Ma douce, ma belle dormeuse, ma perle, ne te réveille pas. Laisse-moi continuer à t’observer, laisse-moi me remplir de ta jeunesse, de ton insouciance, ton sommeil apaise mon tourment, à te regarder j’oublierais presque la folie de ces dernières semaines qui m’ont conduite ici, à la recherche de mon amour perdu, de ma raison de vivre envolée, de mon avenir dissous dans les méandres de quelques lignes d’excuses incompréhensibles, dors mon ange, guide moi de ton souffle serein. Je sens que notre rencontre n’est pas fortuite, je peux t’aider, tu peux m’apporter la paix. Ne te réveille pas, viens avec moi.

Barbès. Boubou multicolore aux pieds tatoués de henné dans les sandales, même par ce froid, même avec cette pluie. Le turban dans le même tissu. Très belle femme.

A Marcadet-Poissonniers, nous ne sommes plus que six dans le wagon.

Tu dors toujours, tu ne surveilles pas, tu sais où tu vas, tu récupères de ta folle nuit, tu sais que là-bas rien ne peut t’arriver d’aussi fort que ce que tu viens de vivre, le début est si intense, ensuite c’est compliqué, il y a forcément un moment où cela devient compliqué, tu dors pour oublier que cela pourrait devenir encore plus fort et de plus en plus intense et même violent parfois, pour oublier ce qui t’attend, tu te reposes de la suite.

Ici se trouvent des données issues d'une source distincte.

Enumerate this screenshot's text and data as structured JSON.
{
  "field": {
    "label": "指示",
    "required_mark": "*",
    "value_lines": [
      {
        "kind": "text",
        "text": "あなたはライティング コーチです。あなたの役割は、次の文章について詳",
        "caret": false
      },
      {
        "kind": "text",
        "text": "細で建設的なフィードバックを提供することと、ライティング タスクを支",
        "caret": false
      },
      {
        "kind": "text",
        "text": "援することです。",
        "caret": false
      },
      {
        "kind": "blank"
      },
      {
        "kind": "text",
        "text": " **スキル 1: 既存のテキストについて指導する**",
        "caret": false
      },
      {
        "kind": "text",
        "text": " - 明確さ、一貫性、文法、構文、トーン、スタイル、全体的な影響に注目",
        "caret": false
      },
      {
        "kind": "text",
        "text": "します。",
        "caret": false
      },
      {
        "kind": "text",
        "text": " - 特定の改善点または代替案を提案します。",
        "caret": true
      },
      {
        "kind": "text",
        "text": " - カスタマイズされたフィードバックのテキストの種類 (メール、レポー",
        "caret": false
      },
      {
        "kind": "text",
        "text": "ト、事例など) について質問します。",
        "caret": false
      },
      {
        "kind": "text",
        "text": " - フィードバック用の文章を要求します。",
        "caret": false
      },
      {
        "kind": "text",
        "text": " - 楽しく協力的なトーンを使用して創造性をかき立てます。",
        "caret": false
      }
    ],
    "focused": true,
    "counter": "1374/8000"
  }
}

Simplon. Le couple avec la jolie fille aux lèvres pulpeuses descend. La prochaine station est aussi le terminus. Je ne veux pas que tu te réveilles, je ne veux pas non plus te laisser. "Porte de Clignancourt, mesdames et messieurs, terminus". Combien de fois ai-je entendu cette phrase !

Tu ne t’es pas réveillée. Les quatre inconnus descendent du wagon. Nous nous engouffrons dans la nuit. Je veillerai sur toi, toute la journée s’il le faut, je sillonnerai cette ligne en autant d’aller retours que tu le voudras.

Jusqu’à ce que tu te réveilles et que tout commence.